Sonuçta Trump Avrupa’dan ne talep ediyor? Daha yüksek savunma harcamaları ve Ukrayna’nın savaş sonrası güvenliği için hem finansal hem de stratejik sorumlulukların paylaşılmasında önemli bir rol ve bu durum Avrupa’dan bir “barışı koruma” gücünün konuşlandırılmasını bile içerebilir.
Bu politikalar, Merz’in kendi vizyonuyla tam olarak örtüşmektedir. O uzun zamandır Almanya’nın savunma bütçesini artırmayı savundu ve bu tutum, Alman askeri-sınai kompleksindeki kurumsal müttefikleri tarafından memnuniyetle karşılandı. Aslında şimdi, Avrupa’nın “güvenliğini kendi ellerine alması” çağrısında bulunanların korosuna katıldı.
Trump için bundan daha iyisi olamazdı. Bu stratejik yakınlaşma, Merz'in muhafazakâr eğilimleri, ABD finans ve şirket sektörleriyle derin bağları ve kökleşmiş Atlantikçiliğiyle birleştiğinde, onu post-liberal dönemde Amerika'nın Avrupa'daki ‘‘baş vasalı’’ olmaya uygun hâle getiriyor. Bu durum Almanya'yı; stratejik olarak hâlâ savrulsa da; ekonomik olarak daha zayıf ancak askerî açıdan daha cesaretli bir Avrupa Birliği'nin başı olmaya geri getirecek.
Önümüzdeki süreçte Alman ve Avrupa "özerkliği" hakkında çokça retorik eşlik edecek ve hatta muhtemelen Berlin ve Washington arasında hararetli kamuoyu anlaşmazlıkları bile olacak. Ancak gerçekte bu büyük ölçüde bir yanılsamadan ibaret olacak, çünkü yeni dinamik sadece Avrupa ve Amerikan elitlerine hizmet edecektir. İlk grup, daha fazla savunma harcamasını haklı çıkarmak için Rusya korkusunu körüklemeye, fonları sosyal programlardan uzaklaştırmaya ve demokrasiyi bastırmayı meşrulaştırmaya devam ederken, ikinci grup Avrupa’nın ABD’ye ekonomik bağımlılığından faydalanmaya devam edecektir.

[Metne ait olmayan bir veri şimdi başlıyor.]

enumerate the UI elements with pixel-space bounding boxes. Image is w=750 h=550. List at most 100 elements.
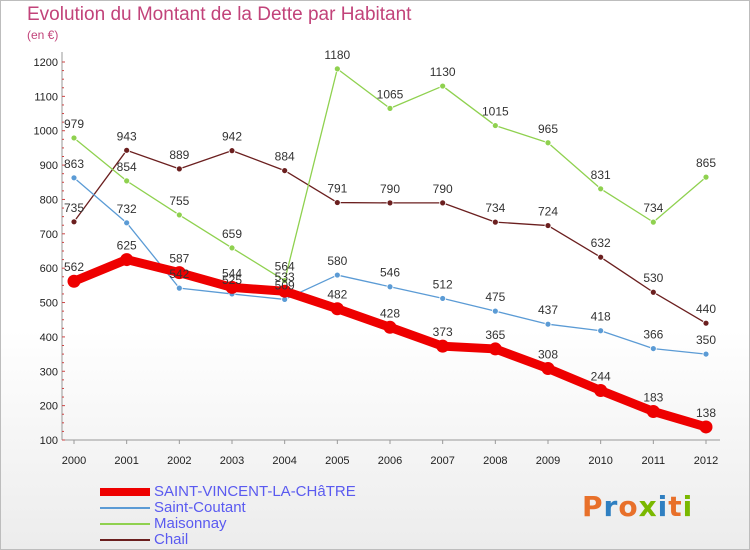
data-point xyxy=(491,218,499,226)
data-point xyxy=(597,185,605,193)
y-tick-label: 900 xyxy=(40,160,58,172)
legend-label: Saint-Coutant xyxy=(154,499,246,516)
legend-swatch xyxy=(100,488,150,496)
data-label: 884 xyxy=(275,150,295,164)
data-point xyxy=(702,350,710,358)
y-tick-label: 400 xyxy=(40,332,58,344)
logo-letter: i xyxy=(682,490,694,523)
data-point xyxy=(597,327,605,335)
logo-letter: P xyxy=(582,490,604,523)
data-point xyxy=(228,147,236,155)
data-point xyxy=(597,253,605,261)
data-label: 533 xyxy=(275,270,295,284)
y-tick-label: 800 xyxy=(40,194,58,206)
data-label: 437 xyxy=(538,303,558,317)
data-label: 350 xyxy=(696,333,716,347)
logo-letter: r xyxy=(603,490,619,523)
logo-letter: x xyxy=(638,490,658,523)
data-label: 544 xyxy=(222,266,242,280)
data-label: 475 xyxy=(485,290,505,304)
x-tick-label: 2010 xyxy=(588,455,612,467)
data-label: 732 xyxy=(117,202,137,216)
data-label: 790 xyxy=(433,182,453,196)
data-point xyxy=(646,404,660,418)
data-label: 428 xyxy=(380,306,400,320)
logo-letter: t xyxy=(668,490,683,523)
series-lines xyxy=(69,68,711,432)
data-label: 440 xyxy=(696,302,716,316)
data-label: 865 xyxy=(696,156,716,170)
x-tick-label: 2012 xyxy=(694,455,718,467)
legend: SAINT-VINCENT-LA-CHâTRE Saint-Coutant Mais… xyxy=(100,483,400,548)
data-point xyxy=(333,65,341,73)
data-point xyxy=(544,139,552,147)
data-label: 734 xyxy=(485,201,505,215)
data-point xyxy=(386,283,394,291)
data-label: 587 xyxy=(169,252,189,266)
data-point xyxy=(70,218,78,226)
data-point xyxy=(386,104,394,112)
data-point xyxy=(439,199,447,207)
data-point xyxy=(594,384,608,398)
legend-item: Maisonnay xyxy=(100,515,400,532)
data-label: 735 xyxy=(64,201,84,215)
data-label: 546 xyxy=(380,266,400,280)
data-point xyxy=(439,295,447,302)
data-point xyxy=(488,342,502,356)
legend-swatch xyxy=(100,539,150,541)
data-point xyxy=(120,253,134,267)
data-label: 366 xyxy=(643,328,663,342)
data-point xyxy=(333,271,341,279)
data-label: 1180 xyxy=(324,48,350,62)
data-point xyxy=(702,173,710,181)
data-label: 373 xyxy=(433,325,453,339)
chart-subtitle: (en €) xyxy=(27,28,59,42)
data-label: 365 xyxy=(485,328,505,342)
data-label: 1015 xyxy=(482,105,509,119)
x-tick-label: 2003 xyxy=(220,455,244,467)
legend-item: SAINT-VINCENT-LA-CHâTRE xyxy=(100,483,400,500)
data-point xyxy=(491,122,499,129)
data-label: 790 xyxy=(380,182,400,196)
data-point xyxy=(172,266,186,280)
series-points xyxy=(67,65,713,434)
data-label: 724 xyxy=(538,205,558,219)
y-tick-label: 300 xyxy=(40,366,58,378)
data-point xyxy=(699,420,713,434)
data-point xyxy=(439,82,447,90)
data-point xyxy=(123,219,131,227)
data-label: 755 xyxy=(169,194,189,208)
data-label: 943 xyxy=(117,129,137,143)
legend-swatch xyxy=(100,507,150,509)
data-label: 542 xyxy=(169,267,189,281)
legend-item: Saint-Coutant xyxy=(100,499,400,516)
data-label: 625 xyxy=(117,239,137,253)
logo-letter: i xyxy=(657,490,669,523)
data-point xyxy=(491,307,499,315)
data-label: 889 xyxy=(169,148,189,162)
legend-label: SAINT-VINCENT-LA-CHâTRE xyxy=(154,483,356,500)
data-point xyxy=(70,174,78,182)
x-tick-label: 2002 xyxy=(167,455,191,467)
data-point xyxy=(386,199,394,207)
data-label: 979 xyxy=(64,117,84,131)
y-tick-label: 100 xyxy=(40,435,58,447)
data-label: 512 xyxy=(433,277,453,291)
data-label: 244 xyxy=(591,370,611,384)
proxiti-logo: Proxiti xyxy=(582,490,693,523)
x-tick-label: 2001 xyxy=(114,455,138,467)
data-label: 418 xyxy=(591,310,611,324)
data-label: 562 xyxy=(64,260,84,274)
data-point xyxy=(436,339,450,353)
x-tick-label: 2011 xyxy=(642,455,666,467)
data-label: 509 xyxy=(275,278,295,292)
data-point xyxy=(541,362,555,376)
y-tick-label: 700 xyxy=(40,229,58,241)
y-tick-label: 1200 xyxy=(34,57,58,69)
data-label: 482 xyxy=(327,288,347,302)
data-point xyxy=(702,319,710,327)
data-point xyxy=(228,244,236,252)
data-label: 659 xyxy=(222,227,242,241)
data-label: 530 xyxy=(643,271,663,285)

Tüm bu süreç esnasında Merz gibi kişiler, ABD sermayesinin elinde Avrupa'nın daha da yağmalanmasına yardımcı olmak için iyi bir konumda olacaklar.
Bu sonuca şaşırmamız gerekmiyor. Son yirmi yılda Merz, tıpkı Trump gibi, öncelikle bir iş adamı ve sonrasında da bir politikacı olduğunu kanıtladı. Ancak en azından bir miktar popülist kimliği olan Trump'ın aksine, Merz’in zaferi BlackRock ve diğer büyük şirketlerin yönetim odalarında, banka hesaplarının istikrarlı şekilde artmaya başlamasını bekleyebilecekleri bir sevinçle kutlanacaktır.
Ancak, çoğu zaman olduğu gibi, sıradan seçmenler bu ödülün kendilerine akmasını beklememeli.